Camel Bone Handle

I finally broke down and made a Michigan knife for myself.  Knives that I make for myself, as prototypes or for close friends have 00 marked on the blade instead of a usual series number.  I made this knife with a stabilized camel bone handle.

Knife Features

This knife was made with 1/8″ thick CPMS 35VN hardened to an RC hardness of 60.

CPMS 35VN steel with a camel bone handle.
The right side of the first Michigan made 00 knife.

The knife features a brass guard with full tang handle.  The guard is secured to the tang with 2 mosaic pins and silver solder.

00 knife with a camel bone handle.
The blade is a modified spear point.

The blade is a modified spear point.  I used a flat grind for the primary bevel.  The edge is convex.  I also included a plungeless swedge on top.  The blade is relatively thin and slices very well.  I suspect it will make an excellent hunting knife for me, able to clean game and fish fairly handily.

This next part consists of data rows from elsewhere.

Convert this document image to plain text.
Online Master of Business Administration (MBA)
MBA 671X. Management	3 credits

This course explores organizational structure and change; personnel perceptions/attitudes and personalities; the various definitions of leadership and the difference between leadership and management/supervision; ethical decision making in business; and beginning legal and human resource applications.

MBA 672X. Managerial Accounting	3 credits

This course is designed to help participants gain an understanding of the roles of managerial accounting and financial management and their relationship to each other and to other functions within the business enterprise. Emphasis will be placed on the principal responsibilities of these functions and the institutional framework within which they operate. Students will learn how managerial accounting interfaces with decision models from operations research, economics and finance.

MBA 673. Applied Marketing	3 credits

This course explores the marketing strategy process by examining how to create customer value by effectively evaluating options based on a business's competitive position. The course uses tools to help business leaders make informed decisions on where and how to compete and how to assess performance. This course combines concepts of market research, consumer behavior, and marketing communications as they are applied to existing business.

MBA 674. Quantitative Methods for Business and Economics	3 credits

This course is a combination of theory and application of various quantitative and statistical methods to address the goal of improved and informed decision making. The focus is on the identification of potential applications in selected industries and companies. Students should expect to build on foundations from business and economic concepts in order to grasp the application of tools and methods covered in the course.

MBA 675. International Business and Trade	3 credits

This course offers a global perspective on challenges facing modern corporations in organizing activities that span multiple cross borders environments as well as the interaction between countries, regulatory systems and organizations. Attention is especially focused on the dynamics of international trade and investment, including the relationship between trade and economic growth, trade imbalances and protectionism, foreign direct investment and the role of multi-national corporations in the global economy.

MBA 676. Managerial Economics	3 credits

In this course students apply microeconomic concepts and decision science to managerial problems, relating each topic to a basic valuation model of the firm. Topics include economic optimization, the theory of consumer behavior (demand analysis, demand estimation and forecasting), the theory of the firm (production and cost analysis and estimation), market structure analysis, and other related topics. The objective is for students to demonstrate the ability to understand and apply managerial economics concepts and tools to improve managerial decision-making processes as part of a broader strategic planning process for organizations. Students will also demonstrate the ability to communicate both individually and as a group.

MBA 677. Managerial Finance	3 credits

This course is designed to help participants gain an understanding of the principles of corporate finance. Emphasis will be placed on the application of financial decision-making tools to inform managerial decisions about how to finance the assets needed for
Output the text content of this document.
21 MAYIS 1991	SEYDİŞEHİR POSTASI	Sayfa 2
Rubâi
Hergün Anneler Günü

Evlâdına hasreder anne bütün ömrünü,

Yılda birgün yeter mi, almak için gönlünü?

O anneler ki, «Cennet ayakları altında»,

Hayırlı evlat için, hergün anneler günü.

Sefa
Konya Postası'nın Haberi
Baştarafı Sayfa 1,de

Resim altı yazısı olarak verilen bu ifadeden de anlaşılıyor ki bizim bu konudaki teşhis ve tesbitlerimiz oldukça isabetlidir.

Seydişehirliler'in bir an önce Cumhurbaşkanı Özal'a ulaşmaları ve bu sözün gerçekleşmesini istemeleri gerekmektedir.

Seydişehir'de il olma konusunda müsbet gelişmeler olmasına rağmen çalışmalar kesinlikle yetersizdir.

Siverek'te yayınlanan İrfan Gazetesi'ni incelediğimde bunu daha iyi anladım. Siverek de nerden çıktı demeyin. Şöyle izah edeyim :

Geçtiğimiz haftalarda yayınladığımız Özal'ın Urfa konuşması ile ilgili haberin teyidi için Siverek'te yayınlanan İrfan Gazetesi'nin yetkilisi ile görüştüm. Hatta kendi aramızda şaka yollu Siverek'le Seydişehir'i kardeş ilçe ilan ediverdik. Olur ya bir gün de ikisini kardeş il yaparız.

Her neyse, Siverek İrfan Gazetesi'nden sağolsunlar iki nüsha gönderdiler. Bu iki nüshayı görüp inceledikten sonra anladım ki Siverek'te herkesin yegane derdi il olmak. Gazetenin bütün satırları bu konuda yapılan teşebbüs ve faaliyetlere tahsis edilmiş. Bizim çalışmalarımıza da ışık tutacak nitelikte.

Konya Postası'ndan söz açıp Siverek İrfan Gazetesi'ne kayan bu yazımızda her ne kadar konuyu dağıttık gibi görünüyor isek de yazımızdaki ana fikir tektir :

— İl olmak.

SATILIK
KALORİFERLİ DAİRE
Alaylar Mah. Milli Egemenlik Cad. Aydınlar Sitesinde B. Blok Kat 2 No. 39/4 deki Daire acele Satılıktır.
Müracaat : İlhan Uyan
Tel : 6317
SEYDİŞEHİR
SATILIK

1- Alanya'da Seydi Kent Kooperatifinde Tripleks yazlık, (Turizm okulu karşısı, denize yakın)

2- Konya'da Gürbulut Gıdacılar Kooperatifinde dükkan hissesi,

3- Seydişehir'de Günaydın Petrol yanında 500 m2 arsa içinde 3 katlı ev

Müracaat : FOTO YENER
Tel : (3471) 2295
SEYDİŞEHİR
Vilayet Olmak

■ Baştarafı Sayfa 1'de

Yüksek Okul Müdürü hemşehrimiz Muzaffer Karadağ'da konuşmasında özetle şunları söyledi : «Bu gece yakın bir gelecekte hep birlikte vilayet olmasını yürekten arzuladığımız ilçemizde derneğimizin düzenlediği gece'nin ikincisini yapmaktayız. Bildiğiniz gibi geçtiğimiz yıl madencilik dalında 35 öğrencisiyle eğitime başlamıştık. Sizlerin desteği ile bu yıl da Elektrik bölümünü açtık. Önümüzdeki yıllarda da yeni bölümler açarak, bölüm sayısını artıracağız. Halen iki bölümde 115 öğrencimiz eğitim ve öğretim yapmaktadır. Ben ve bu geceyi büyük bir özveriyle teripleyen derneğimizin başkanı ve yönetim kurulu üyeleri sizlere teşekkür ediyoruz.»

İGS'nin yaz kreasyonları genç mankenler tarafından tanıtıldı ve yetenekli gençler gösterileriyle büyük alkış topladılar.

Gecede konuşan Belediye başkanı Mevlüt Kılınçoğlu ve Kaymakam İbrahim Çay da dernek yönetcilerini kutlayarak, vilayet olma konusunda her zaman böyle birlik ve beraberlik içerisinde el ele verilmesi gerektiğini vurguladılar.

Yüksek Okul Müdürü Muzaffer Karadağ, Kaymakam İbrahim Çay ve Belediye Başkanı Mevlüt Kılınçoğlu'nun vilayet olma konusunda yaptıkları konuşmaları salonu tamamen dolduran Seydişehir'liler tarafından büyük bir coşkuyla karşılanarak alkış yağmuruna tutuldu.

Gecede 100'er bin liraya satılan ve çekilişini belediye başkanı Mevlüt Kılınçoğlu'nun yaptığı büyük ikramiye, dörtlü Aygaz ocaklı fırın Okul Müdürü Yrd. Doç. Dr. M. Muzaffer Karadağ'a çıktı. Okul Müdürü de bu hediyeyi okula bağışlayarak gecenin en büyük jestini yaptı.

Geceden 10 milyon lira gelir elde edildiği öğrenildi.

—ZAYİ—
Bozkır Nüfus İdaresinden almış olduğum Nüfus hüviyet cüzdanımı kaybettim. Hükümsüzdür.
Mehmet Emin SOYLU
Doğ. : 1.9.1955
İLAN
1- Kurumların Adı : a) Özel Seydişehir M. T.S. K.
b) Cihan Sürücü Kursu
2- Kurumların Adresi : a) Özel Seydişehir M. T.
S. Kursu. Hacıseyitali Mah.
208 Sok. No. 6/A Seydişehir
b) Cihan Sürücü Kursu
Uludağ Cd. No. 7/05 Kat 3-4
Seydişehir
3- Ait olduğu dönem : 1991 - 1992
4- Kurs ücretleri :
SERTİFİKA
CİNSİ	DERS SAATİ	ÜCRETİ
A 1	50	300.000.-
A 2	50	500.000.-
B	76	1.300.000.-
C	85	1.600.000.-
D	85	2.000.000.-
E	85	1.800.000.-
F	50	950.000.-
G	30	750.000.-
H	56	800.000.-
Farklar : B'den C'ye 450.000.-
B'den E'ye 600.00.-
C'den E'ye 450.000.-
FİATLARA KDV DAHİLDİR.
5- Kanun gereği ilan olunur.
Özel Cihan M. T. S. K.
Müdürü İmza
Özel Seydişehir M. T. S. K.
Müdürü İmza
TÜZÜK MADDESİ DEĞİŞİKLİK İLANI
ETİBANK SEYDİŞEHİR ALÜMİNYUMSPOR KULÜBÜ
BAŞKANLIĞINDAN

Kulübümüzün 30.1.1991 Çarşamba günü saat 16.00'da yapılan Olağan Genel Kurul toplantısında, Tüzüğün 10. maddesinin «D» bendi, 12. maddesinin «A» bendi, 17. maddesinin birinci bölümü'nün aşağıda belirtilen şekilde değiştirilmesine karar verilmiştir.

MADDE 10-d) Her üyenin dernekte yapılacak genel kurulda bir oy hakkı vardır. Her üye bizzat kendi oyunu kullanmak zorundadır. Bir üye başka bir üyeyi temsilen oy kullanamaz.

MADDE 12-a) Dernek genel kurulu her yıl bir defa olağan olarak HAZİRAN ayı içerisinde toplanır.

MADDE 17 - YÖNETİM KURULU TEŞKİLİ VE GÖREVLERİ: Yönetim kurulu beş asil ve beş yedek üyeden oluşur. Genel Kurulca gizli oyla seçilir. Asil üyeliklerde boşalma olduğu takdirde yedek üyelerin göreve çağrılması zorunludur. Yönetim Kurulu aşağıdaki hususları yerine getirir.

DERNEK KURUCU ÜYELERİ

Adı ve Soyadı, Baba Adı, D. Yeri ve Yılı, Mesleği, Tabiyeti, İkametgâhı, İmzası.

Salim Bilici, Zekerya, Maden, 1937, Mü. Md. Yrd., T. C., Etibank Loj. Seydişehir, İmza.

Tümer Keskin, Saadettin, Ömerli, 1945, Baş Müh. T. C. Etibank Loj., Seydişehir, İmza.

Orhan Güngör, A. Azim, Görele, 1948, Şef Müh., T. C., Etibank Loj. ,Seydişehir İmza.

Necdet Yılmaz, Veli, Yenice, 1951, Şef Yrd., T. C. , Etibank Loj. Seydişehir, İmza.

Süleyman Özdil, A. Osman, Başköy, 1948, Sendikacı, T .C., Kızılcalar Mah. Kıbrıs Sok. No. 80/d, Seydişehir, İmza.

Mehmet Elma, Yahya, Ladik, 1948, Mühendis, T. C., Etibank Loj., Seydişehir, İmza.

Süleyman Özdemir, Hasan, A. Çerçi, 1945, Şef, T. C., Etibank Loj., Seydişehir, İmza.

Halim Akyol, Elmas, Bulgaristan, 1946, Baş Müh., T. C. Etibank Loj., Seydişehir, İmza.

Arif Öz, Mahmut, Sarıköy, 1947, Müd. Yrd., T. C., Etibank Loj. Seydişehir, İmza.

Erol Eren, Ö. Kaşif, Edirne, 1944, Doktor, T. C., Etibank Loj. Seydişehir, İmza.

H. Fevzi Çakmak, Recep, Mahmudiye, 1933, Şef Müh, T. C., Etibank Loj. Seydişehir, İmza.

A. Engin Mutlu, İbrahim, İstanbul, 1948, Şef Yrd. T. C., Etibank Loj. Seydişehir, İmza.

Camel Bone Handle with Red G10 liners.
Camel Bone Handle with Red G10 liners.


The handle is very ergonomic.  I used stabilized camel bone and red G10 liners.  The handle is secured to the tang using epoxy and brass Corby bolts.

Camel Bone Handle

As it turns out, stabilized camel bone was fairly expensive relative to other handle materials.  I bought 2 sets of scales made from this material.  One set went on a Bowie knife made for James Nowka.  I like working with this material.  It polishes up nicely and adds a touch of class to the project.

I’ve now made a few knives experimenting on this overall design theme.  In the last few knives I’ve started angling the guard forward 15 degrees.  I’ve also gotten pretty fond of the spear point with the plungeless swedge.  I’ve currently got 2 other projects nearing completion in the shop.  It won’t be long before Michigan made knife number 18 is done.